Neither Blackbaud nor the NRA responded to requests for comment.
It must be said that objectively speaking, Second Amendment rights lobbyists can be and are considered by many to be supporting civil liberties. But the NRA is better known for its ghoulish, cynical obsession with putting handguns and assault weapons in the hands as many as possible, with as few restrictions as possible as to the gun or the person. Its influence is directly tied to the reduction or obstruction of even the lightest gun control laws.
Whether and how it is ethical as an organization supportive of civil liberties to do business with the NRA is a complicated question — and one that need not be answered here, because the level of involvement between it and Blackbaud is plainly contrary to the latter’s own stated priorities.
Blackbaud speaks loudly of its commitment to social good and ESG, or environmental, social, and governance issues. And indeed it does promote and involve itself with numerous laudable institutions and efforts.
It is careful, like many organizations, not to make any statements easily identifiable as political in nature, instead focusing on the principles involved. And nowhere does the company state that fighting gun proliferation is among their priorities. Yet it is hard not to feel deep hypocrisy in statements like this one.
“Our Hearts are with the Victims of the Horrific Acts of Violence in our Nation” — and simultaneously with the NRA, which it helps fight for the right to commit those acts as efficiently as possible, and without any pesky paperwork.
But you won’t find the NRA in the list of organizations Blackbaud suggests visiting or supporting, nor that the company takes millions from the firearms advocate. In fact you won’t find the NRA listed anywhere on the site as a client, donation recipient, recommended charity, or in any form that I could see — searches for it also come up empty. Though internally, Blackbaud matches donations to the NRA Foundation as well as charities and support groups.
In an email to employees, Blackbaud’s CEO wrote after the mass shooting in Uvalde that “I share in your shock, anger, and grief over the string of horrific, violent acts in the U.S.,” and under the heading “What Blackbaud is doing” listed a victims fund it donated to. No mention of the NRA being more lucrative than 99.9 percent of its other customers and whether that presents any kind of moral or professional conundrum.
Again, to narrowly define civil rights and exclude firearms from the category entirely is not the idea — it just seems unethical to publicly support the victims of gun violence while privately supporting and being supported by the NRA. In fact, the Uvalde School District is also a customer of Blackbaud, a source within the company said, following its acquisition of Everfi.
In internal discussion threads viewed by TechCrunch, employees express dismay at that last fact and that Blackbaud matches support to the NRA. While an executive explains this is considered a matter of allowing free choice, they fail to mention that the NRA is one of the company’s biggest customers, something the employees do not appear to be aware of.
In 2020 TechCrunch reported that Blackbaud also counted far-right organizations the Heritage Foundation and the Center for Security Policy as customers.

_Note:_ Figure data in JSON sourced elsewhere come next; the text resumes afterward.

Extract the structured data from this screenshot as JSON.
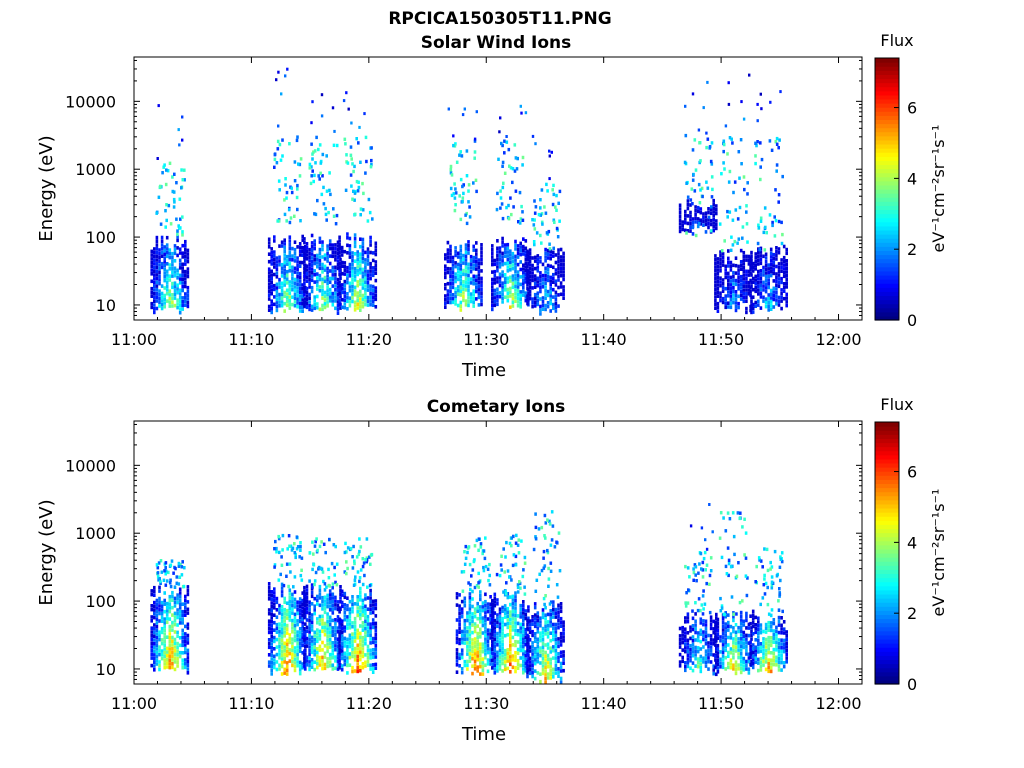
{
  "figure": {
    "title": "RPCICA150305T11.PNG",
    "colorbar": {
      "label": "Flux",
      "unit_text": "eV⁻¹cm⁻²sr⁻¹s⁻¹",
      "ticks": [
        "0",
        "2",
        "4",
        "6"
      ],
      "range": [
        0,
        7.4
      ],
      "colormap": "jet"
    }
  },
  "chart_data": [
    {
      "type": "heatmap",
      "title": "Solar Wind Ions",
      "xlabel": "Time",
      "ylabel": "Energy (eV)",
      "x_ticks": [
        "11:00",
        "11:10",
        "11:20",
        "11:30",
        "11:40",
        "11:50",
        "12:00"
      ],
      "y_ticks": [
        "10",
        "100",
        "1000",
        "10000"
      ],
      "y_scale": "log",
      "ylim": [
        6,
        45000
      ],
      "xlim_minutes_after_11_00": [
        0,
        62
      ],
      "bursts": [
        {
          "time": "11:03",
          "low": [
            7,
            90
          ],
          "mid": [
            100,
            1200
          ],
          "peak_flux": 5.2,
          "sparse_top": 10000
        },
        {
          "time": "11:13",
          "low": [
            7,
            90
          ],
          "mid": [
            150,
            3000
          ],
          "peak_flux": 5.0,
          "sparse_top": 30000
        },
        {
          "time": "11:16",
          "low": [
            7,
            90
          ],
          "mid": [
            150,
            3000
          ],
          "peak_flux": 5.0,
          "sparse_top": 20000
        },
        {
          "time": "11:19",
          "low": [
            7,
            90
          ],
          "mid": [
            150,
            3000
          ],
          "peak_flux": 5.6,
          "sparse_top": 15000
        },
        {
          "time": "11:28",
          "low": [
            8,
            80
          ],
          "mid": [
            150,
            2500
          ],
          "peak_flux": 5.2,
          "sparse_top": 13000
        },
        {
          "time": "11:32",
          "low": [
            8,
            80
          ],
          "mid": [
            150,
            2500
          ],
          "peak_flux": 5.3,
          "sparse_top": 10000
        },
        {
          "time": "11:35",
          "low": [
            7,
            60
          ],
          "mid": [
            60,
            600
          ],
          "peak_flux": 3.5,
          "sparse_top": 3000
        },
        {
          "time": "11:48",
          "low": [
            100,
            300
          ],
          "mid": [
            100,
            3000
          ],
          "peak_flux": 2.5,
          "sparse_top": 20000
        },
        {
          "time": "11:51",
          "low": [
            7,
            60
          ],
          "mid": [
            60,
            3000
          ],
          "peak_flux": 3.0,
          "sparse_top": 25000
        },
        {
          "time": "11:54",
          "low": [
            7,
            60
          ],
          "mid": [
            60,
            3000
          ],
          "peak_flux": 3.5,
          "sparse_top": 15000
        }
      ]
    },
    {
      "type": "heatmap",
      "title": "Cometary Ions",
      "xlabel": "Time",
      "ylabel": "Energy (eV)",
      "x_ticks": [
        "11:00",
        "11:10",
        "11:20",
        "11:30",
        "11:40",
        "11:50",
        "12:00"
      ],
      "y_ticks": [
        "10",
        "100",
        "1000",
        "10000"
      ],
      "y_scale": "log",
      "ylim": [
        6,
        45000
      ],
      "xlim_minutes_after_11_00": [
        0,
        62
      ],
      "bursts": [
        {
          "time": "11:03",
          "low": [
            8,
            150
          ],
          "mid": [
            150,
            400
          ],
          "peak_flux": 6.8,
          "sparse_top": 400
        },
        {
          "time": "11:13",
          "low": [
            8,
            150
          ],
          "mid": [
            150,
            900
          ],
          "peak_flux": 6.8,
          "sparse_top": 900
        },
        {
          "time": "11:16",
          "low": [
            8,
            150
          ],
          "mid": [
            150,
            800
          ],
          "peak_flux": 6.5,
          "sparse_top": 800
        },
        {
          "time": "11:19",
          "low": [
            8,
            150
          ],
          "mid": [
            150,
            800
          ],
          "peak_flux": 7.0,
          "sparse_top": 800
        },
        {
          "time": "11:29",
          "low": [
            8,
            120
          ],
          "mid": [
            120,
            900
          ],
          "peak_flux": 7.0,
          "sparse_top": 900
        },
        {
          "time": "11:32",
          "low": [
            8,
            120
          ],
          "mid": [
            120,
            900
          ],
          "peak_flux": 6.8,
          "sparse_top": 900
        },
        {
          "time": "11:35",
          "low": [
            6,
            80
          ],
          "mid": [
            80,
            2500
          ],
          "peak_flux": 6.0,
          "sparse_top": 2500
        },
        {
          "time": "11:48",
          "low": [
            8,
            60
          ],
          "mid": [
            60,
            500
          ],
          "peak_flux": 4.5,
          "sparse_top": 5000
        },
        {
          "time": "11:51",
          "low": [
            8,
            60
          ],
          "mid": [
            60,
            2000
          ],
          "peak_flux": 6.0,
          "sparse_top": 2000
        },
        {
          "time": "11:54",
          "low": [
            8,
            60
          ],
          "mid": [
            60,
            600
          ],
          "peak_flux": 6.5,
          "sparse_top": 600
        }
      ]
    }
  ]
}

Both are still active users of the service, with Heritage producing some $169K ARR — putting it in the second highest service tier, with a “highly personalized approach.”
As I wrote then, Heritage “has been behind lobbying efforts against climate change action, equal rights for LGBTQ Americans and immigration modernization efforts. It has worked on behalf of the oil and tobacco industries, opposed health care reform and recommended the likes of Betsy DeVos and Scott Pruitt to the administration.” CSR is focused on anti-Muslim propaganda, promoting ideas like “Sharia-supremacists” infiltrating Hollywood.

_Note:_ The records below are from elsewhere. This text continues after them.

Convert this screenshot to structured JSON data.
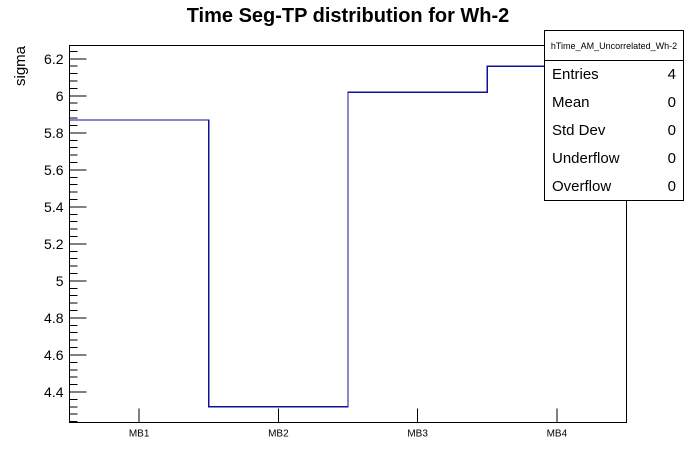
{
  "title": "Time Seg-TP distribution for Wh-2",
  "chart_data": {
    "type": "line",
    "subtype": "step-histogram",
    "title": "Time Seg-TP distribution for Wh-2",
    "xlabel": "",
    "ylabel": "sigma",
    "categories": [
      "MB1",
      "MB2",
      "MB3",
      "MB4"
    ],
    "values": [
      5.87,
      4.32,
      6.02,
      6.16
    ],
    "ylim": [
      4.235,
      6.272
    ],
    "y_major_ticks": [
      4.4,
      4.6,
      4.8,
      5.0,
      5.2,
      5.4,
      5.6,
      5.8,
      6.0,
      6.2
    ],
    "y_tick_labels": [
      "4.4",
      "4.6",
      "4.8",
      "5",
      "5.2",
      "5.4",
      "5.6",
      "5.8",
      "6",
      "6.2"
    ],
    "y_minor_step": 0.04,
    "grid": false,
    "legend_position": "none",
    "line_color": "#10109a",
    "frame_color": "#000000",
    "text_color": "#000000"
  },
  "stats_box": {
    "header": "hTime_AM_Uncorrelated_Wh-2",
    "rows": [
      {
        "label": "Entries",
        "value": "4"
      },
      {
        "label": "Mean",
        "value": "0"
      },
      {
        "label": "Std Dev",
        "value": "0"
      },
      {
        "label": "Underflow",
        "value": "0"
      },
      {
        "label": "Overflow",
        "value": "0"
      }
    ]
  }
}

Such customers have prompted employees at the cloud services company to ask that Blackbaud drop these and other companies whose actions contradict the idea of supporting social good, according to a source within the company. But unlike the recent conflict at Salesforce, where employees referred to co-founder Marc Benioff’s prominent progressive stances on many issues to justify ceasing business with the NRA, Blackbaud’s leadership reportedly harbors no such relevant political leanings.